Researchers at Caltech have discovered how viruses infect bacteria by disabling a key protein called MurJ, essential for cell wall construction. This mechanism, revealed through high-resolution imaging, suggests a new approach to combating antibiotic-resistant superbugs. The findings highlight convergent evolution in unrelated viruses blocking MurJ similarly.
Antibiotic resistance poses a growing threat, with bacteria evolving rapidly against existing treatments. In the United States alone, tens of thousands die annually from such infections, a number increasing steadily. As Bil Clemons, Arthur and Marian Hanisch Memorial Professor of Biochemistry at Caltech, explains, "Evolution is powerful, and in bacteria, resistance to antibiotics develops quickly. This means that we now deal with bacteria that are resistant to all the medicines that we have."
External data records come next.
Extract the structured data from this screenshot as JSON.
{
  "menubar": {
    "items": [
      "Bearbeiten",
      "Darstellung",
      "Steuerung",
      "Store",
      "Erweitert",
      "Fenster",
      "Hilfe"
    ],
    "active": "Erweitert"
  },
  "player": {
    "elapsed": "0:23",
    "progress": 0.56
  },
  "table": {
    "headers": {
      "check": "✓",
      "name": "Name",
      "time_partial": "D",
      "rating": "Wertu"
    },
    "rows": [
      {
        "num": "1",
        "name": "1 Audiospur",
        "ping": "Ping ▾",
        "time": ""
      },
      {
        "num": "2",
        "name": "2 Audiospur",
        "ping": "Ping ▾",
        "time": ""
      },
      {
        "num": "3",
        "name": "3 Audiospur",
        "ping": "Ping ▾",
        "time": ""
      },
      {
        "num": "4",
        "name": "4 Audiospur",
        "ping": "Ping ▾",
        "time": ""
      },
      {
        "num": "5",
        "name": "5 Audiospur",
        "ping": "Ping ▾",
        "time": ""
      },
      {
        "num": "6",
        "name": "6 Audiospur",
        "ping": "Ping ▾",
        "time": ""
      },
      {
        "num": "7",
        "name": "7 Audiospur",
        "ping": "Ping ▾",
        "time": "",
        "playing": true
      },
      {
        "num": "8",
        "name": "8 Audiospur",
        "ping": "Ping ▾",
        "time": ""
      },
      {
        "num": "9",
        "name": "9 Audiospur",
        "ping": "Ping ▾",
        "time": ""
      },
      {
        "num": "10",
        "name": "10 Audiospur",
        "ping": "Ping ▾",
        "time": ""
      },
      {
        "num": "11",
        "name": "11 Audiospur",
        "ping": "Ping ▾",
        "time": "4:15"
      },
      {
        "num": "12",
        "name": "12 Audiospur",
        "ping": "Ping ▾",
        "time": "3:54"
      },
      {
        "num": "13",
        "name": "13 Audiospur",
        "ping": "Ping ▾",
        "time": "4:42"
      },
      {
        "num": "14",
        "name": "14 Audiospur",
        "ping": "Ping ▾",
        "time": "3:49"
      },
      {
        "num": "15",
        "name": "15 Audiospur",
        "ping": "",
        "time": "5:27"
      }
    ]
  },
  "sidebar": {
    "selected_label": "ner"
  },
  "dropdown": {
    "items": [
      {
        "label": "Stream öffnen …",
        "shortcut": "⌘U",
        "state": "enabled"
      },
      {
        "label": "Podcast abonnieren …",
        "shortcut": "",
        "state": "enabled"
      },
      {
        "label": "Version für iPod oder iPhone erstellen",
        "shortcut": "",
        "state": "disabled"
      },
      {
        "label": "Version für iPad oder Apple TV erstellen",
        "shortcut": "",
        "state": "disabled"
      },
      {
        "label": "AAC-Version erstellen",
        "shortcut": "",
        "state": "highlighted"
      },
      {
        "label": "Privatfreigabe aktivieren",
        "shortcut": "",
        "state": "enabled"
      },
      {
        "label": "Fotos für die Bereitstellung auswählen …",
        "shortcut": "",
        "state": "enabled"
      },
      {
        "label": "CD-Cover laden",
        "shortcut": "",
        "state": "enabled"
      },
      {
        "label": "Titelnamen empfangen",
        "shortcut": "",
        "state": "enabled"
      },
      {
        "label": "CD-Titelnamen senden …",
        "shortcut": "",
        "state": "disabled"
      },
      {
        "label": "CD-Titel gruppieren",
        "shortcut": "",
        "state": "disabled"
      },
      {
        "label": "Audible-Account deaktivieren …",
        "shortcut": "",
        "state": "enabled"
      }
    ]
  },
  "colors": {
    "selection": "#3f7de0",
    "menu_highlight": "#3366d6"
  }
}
Scientists have long targeted the peptidoglycan biosynthesis pathway, unique to bacteria and absent in human cells. Clemons notes, "Peptidoglycan is a unique feature of bacteria, and that makes it an attractive antibiotic target." Key proteins in this pathway include MraY, MurG, and MurJ, which transport building blocks across the bacterial membrane. While antibiotics like penicillin disrupt later stages, no approved drugs directly inhibit these three proteins yet.
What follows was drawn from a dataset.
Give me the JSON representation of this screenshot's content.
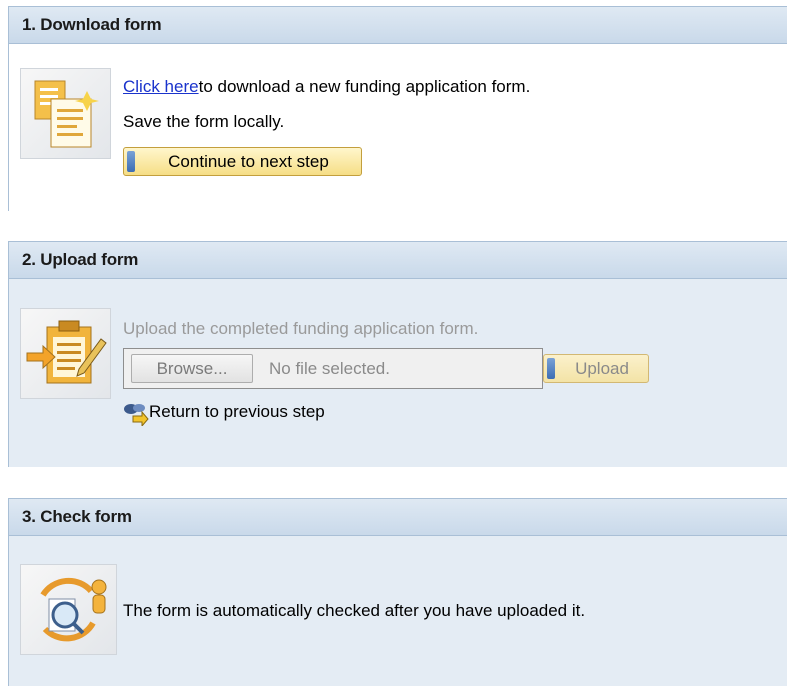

Bacteriophages, viruses that infect bacteria, offer insights. To escape host cells, phages must breach the peptidoglycan layer. The Clemons lab studied small phages using single-gene lysis proteins (Sgls). Earlier work identified SglM and SglPP7 blocking MurJ, a flippase that moves peptidoglycan precursors.
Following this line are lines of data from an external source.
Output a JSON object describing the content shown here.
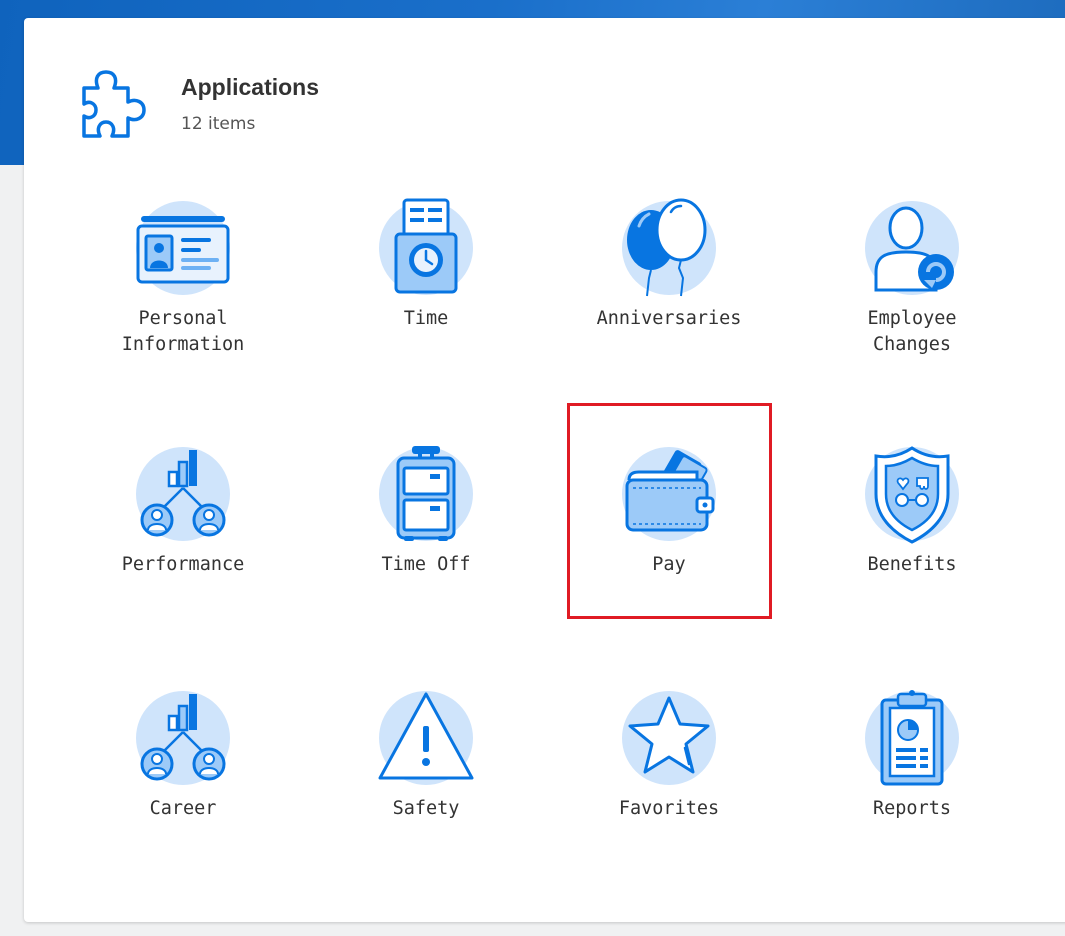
{
  "header": {
    "title": "Applications",
    "count_label": "12 items",
    "icon": "puzzle-piece-icon"
  },
  "apps": [
    {
      "label": "Personal\nInformation",
      "icon": "id-card-icon"
    },
    {
      "label": "Time",
      "icon": "time-clock-icon"
    },
    {
      "label": "Anniversaries",
      "icon": "balloons-icon"
    },
    {
      "label": "Employee\nChanges",
      "icon": "employee-change-icon"
    },
    {
      "label": "Performance",
      "icon": "performance-chart-icon"
    },
    {
      "label": "Time Off",
      "icon": "suitcase-icon"
    },
    {
      "label": "Pay",
      "icon": "wallet-icon"
    },
    {
      "label": "Benefits",
      "icon": "benefits-shield-icon"
    },
    {
      "label": "Career",
      "icon": "career-chart-icon"
    },
    {
      "label": "Safety",
      "icon": "warning-triangle-icon"
    },
    {
      "label": "Favorites",
      "icon": "star-icon"
    },
    {
      "label": "Reports",
      "icon": "clipboard-report-icon"
    }
  ],
  "colors": {
    "primary": "#0875e1",
    "icon_circle": "#cfe4fb",
    "icon_fill": "#9ccaf8",
    "highlight": "#e01b24"
  }
}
Using cryo-electron microscopy, Yancheng Evelyn Li visualized how these Sgls bind to a groove in MurJ, locking it in an outward-facing conformation and halting transport. Li states, "It is clear that both of these Sgls bind to MurJ in an outward-facing conformation, locking it into this position." This exposed form could aid drug access.
Remarkably, analysis of another phage genome revealed SglCJ3, which inhibits MurJ identically despite no evolutionary relation—a case of convergent evolution. Clemons says, "These peptides, which have no evolutionary links to each other, have both figured out how to target MurJ in a very similar way. We were surprised!" The team, including Li, Grace F. Baron, and collaborators from Texas A&M, published these results in the February 26, 2026, issue of Nature, titled "Convergent MurJ flippase inhibition by phage lysis proteins." Funding came from the Chan Zuckerberg Initiative, National Institutes of Health, and others.
This work underscores phages' potential to inspire new antibiotics by exploiting bacterial vulnerabilities.